The Supreme Court dismisses tenant’s appeal and gives guidance on the proper approach to a defence of discrimination to a possession claim in Akerman-Livingstone v Aster Communities Limited [2015] UKSC 15. Nicholas Grundy and Sara Beecham of Five Paper acted for the landlord with Daniel Stilitz QC.

16th March 2015

The Supreme Court held that proportionality under the Equality Act 2010 should not be approached in an identical manner as proportionality where a breach of Article 8 is raised. Although the Court agreed with the Landlord (Aster) that the twin aims of vindicating property rights and management of social housing stock were relevant to the balance of proportionality where the landlord is a social landlord, where the tenant was alleging disability discrimination those aims might not be sufficient (alone) to establish that the tenant’s eviction was lawful.
The Supreme Court’s reasoning was that the Equality Act grants additional rights to disabled people to reasonable adjustments to meet their particular needs and (unlike Article 8) applies to private as well as public landlords.

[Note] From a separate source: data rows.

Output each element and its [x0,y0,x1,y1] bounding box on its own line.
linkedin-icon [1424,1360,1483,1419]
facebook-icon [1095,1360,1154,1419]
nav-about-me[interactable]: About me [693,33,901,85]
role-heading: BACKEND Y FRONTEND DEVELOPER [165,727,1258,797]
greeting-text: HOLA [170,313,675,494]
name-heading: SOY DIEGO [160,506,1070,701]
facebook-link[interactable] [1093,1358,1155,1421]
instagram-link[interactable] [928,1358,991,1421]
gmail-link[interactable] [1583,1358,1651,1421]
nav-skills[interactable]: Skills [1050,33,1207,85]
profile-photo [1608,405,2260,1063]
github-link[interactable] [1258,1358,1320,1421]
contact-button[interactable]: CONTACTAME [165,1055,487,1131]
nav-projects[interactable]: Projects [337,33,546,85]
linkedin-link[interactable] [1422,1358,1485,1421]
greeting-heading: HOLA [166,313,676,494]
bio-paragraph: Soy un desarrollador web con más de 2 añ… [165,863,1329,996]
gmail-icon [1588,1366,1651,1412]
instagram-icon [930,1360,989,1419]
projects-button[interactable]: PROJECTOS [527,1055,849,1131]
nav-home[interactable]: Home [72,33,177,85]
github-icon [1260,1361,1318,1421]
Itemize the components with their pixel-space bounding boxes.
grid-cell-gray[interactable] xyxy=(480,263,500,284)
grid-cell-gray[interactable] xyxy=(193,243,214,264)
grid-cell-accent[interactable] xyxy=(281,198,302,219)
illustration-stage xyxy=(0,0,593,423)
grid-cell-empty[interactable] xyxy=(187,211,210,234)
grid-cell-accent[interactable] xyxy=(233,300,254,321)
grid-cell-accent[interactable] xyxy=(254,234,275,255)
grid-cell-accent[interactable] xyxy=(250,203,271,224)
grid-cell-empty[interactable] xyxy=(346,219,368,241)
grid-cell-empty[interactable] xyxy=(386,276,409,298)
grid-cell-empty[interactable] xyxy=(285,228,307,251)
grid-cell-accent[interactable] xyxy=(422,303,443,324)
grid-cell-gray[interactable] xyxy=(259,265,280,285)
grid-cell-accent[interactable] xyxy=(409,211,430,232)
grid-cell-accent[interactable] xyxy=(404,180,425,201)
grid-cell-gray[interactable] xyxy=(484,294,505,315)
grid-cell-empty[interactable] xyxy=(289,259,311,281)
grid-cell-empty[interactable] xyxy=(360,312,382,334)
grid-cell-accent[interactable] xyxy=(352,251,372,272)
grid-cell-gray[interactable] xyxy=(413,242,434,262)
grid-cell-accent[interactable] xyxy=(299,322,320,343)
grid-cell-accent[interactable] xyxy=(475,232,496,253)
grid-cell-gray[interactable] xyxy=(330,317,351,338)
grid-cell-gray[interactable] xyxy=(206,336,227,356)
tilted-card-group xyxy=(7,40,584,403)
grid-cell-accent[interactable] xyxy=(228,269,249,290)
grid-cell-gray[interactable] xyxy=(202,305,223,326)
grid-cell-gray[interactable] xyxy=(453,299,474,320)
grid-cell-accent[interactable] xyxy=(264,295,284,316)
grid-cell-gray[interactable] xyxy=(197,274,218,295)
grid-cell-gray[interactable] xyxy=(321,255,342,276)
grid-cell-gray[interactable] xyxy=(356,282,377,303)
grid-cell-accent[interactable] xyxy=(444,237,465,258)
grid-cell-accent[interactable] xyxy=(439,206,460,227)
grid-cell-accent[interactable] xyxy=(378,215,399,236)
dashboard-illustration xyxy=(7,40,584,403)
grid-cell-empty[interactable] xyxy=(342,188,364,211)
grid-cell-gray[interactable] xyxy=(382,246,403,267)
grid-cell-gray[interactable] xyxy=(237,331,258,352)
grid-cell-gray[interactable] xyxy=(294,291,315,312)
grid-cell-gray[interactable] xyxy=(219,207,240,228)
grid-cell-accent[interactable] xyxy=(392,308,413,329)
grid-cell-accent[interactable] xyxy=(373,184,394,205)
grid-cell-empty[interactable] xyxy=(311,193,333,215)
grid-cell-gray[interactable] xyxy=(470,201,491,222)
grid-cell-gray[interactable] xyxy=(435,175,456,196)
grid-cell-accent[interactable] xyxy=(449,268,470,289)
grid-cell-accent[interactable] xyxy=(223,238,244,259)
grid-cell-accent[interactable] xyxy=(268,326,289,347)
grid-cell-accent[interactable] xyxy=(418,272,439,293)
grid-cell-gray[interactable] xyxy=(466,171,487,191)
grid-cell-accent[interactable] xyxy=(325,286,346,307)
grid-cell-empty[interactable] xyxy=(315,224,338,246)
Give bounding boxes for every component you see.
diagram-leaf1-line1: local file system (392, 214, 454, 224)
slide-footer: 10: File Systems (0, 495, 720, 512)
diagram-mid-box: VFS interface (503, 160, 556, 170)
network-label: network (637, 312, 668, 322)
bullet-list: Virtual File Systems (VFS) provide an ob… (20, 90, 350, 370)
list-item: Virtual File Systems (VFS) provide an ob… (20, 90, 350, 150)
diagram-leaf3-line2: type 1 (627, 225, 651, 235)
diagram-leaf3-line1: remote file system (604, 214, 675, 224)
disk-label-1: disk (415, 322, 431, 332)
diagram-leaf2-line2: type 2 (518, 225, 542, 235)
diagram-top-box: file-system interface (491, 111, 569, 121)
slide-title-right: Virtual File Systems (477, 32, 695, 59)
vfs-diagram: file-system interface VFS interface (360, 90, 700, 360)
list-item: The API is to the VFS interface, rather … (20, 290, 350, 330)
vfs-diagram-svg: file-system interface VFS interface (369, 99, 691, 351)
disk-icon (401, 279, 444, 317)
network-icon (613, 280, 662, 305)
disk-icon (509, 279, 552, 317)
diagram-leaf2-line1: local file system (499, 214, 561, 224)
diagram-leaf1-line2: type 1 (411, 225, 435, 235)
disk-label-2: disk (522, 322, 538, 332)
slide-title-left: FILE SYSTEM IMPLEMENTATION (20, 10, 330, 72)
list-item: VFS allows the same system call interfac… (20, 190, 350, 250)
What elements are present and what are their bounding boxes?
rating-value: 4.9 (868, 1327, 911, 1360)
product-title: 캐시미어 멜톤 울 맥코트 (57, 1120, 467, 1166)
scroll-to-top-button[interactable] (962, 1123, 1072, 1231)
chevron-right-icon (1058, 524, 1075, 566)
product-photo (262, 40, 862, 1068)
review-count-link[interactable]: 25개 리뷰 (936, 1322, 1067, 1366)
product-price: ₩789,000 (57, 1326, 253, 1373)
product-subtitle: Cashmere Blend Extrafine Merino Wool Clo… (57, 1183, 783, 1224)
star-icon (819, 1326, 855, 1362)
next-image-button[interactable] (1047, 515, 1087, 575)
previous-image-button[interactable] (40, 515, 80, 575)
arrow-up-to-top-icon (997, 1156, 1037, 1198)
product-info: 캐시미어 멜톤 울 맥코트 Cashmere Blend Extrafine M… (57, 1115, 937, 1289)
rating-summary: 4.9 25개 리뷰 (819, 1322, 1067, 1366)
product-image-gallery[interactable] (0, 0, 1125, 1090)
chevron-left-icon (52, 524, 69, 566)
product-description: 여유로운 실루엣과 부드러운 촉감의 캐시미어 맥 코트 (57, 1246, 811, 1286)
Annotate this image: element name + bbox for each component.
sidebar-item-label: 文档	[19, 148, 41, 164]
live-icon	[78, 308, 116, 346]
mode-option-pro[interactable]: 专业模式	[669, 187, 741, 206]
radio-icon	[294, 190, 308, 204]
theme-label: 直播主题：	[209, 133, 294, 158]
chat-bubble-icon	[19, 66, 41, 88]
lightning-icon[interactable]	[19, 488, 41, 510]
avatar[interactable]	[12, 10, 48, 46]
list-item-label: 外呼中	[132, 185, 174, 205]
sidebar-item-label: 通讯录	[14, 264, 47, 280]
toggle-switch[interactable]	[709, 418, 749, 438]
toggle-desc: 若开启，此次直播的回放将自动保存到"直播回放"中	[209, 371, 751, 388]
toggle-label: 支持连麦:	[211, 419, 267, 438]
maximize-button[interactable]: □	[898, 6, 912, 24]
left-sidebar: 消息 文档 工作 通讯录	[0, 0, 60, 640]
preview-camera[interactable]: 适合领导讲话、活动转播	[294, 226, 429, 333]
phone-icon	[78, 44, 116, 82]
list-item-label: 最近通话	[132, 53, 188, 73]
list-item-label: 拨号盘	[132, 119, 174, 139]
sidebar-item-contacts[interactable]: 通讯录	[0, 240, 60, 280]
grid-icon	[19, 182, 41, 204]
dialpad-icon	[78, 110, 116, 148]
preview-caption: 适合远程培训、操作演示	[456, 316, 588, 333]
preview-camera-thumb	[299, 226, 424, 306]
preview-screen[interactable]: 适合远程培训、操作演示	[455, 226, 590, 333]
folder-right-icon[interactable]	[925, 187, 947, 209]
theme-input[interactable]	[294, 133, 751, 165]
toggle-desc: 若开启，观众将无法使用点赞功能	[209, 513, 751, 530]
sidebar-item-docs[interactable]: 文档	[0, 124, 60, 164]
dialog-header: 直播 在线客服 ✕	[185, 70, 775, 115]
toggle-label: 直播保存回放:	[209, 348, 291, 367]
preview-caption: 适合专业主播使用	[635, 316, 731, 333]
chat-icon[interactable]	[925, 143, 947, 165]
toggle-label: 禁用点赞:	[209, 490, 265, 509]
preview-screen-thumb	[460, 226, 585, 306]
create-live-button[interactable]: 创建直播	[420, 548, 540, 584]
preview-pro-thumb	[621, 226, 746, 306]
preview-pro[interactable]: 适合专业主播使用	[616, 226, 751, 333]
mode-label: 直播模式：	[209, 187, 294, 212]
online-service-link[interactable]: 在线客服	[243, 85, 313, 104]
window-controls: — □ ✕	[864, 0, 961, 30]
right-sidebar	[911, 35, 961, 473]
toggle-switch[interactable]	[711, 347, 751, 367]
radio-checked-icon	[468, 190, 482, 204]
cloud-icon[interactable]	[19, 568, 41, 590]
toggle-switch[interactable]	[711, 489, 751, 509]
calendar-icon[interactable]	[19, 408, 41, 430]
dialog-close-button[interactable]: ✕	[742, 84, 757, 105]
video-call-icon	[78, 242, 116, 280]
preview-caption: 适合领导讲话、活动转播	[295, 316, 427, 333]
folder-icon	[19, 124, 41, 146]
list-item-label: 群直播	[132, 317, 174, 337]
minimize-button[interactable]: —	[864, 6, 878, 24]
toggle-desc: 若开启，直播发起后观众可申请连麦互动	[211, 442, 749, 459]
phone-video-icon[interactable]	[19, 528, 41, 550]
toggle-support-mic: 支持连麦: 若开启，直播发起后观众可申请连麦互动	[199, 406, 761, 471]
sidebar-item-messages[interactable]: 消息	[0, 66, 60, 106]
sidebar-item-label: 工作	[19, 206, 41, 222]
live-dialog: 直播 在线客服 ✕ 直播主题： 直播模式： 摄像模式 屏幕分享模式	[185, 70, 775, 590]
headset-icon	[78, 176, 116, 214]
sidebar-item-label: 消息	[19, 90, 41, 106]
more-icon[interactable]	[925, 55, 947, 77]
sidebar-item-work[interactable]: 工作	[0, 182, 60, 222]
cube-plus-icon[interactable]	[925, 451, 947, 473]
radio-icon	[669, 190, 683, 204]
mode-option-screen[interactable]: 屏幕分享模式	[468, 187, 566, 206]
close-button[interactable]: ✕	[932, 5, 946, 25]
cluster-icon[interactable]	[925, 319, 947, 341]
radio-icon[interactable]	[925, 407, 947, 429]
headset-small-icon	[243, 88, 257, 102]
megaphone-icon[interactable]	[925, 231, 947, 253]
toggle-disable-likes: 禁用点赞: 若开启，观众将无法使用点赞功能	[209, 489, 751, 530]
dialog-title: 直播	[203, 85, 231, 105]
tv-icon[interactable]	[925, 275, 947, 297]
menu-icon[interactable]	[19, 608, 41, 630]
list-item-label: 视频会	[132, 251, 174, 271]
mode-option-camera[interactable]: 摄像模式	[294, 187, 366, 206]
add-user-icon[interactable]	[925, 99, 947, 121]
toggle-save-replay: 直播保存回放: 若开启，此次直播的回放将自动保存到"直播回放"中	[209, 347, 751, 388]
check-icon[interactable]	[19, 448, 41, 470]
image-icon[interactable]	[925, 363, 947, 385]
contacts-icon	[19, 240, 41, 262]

The Supreme Court agreed with the Landlord that summary disposal of an Equality Act defence is available, although Lord Neuberger and Lady Hale took the view this would be relatively rare.
The Supreme Court held that the courts below had erred in adopting the same high hurdle approach to proportionality under the Equality Act as under Article 8 but the appeal was, nonetheless, dismissed for reasons presented by Aster: Mr Akerman-Livingstone had refused an offer of permanent social housing in the same very street as the interim accommodation provided by Aster and although his disability may have been the cause of his refusal there was no evidence before the court that he had embarked on the therapy said to be required to allow him to accept the need for change; and the private freeholder had served Notice to Quit on Aster and was unable to proceed with a proposed sale. These subsequent events meant that if the case was remitted to the County Court a possession order would be inevitable.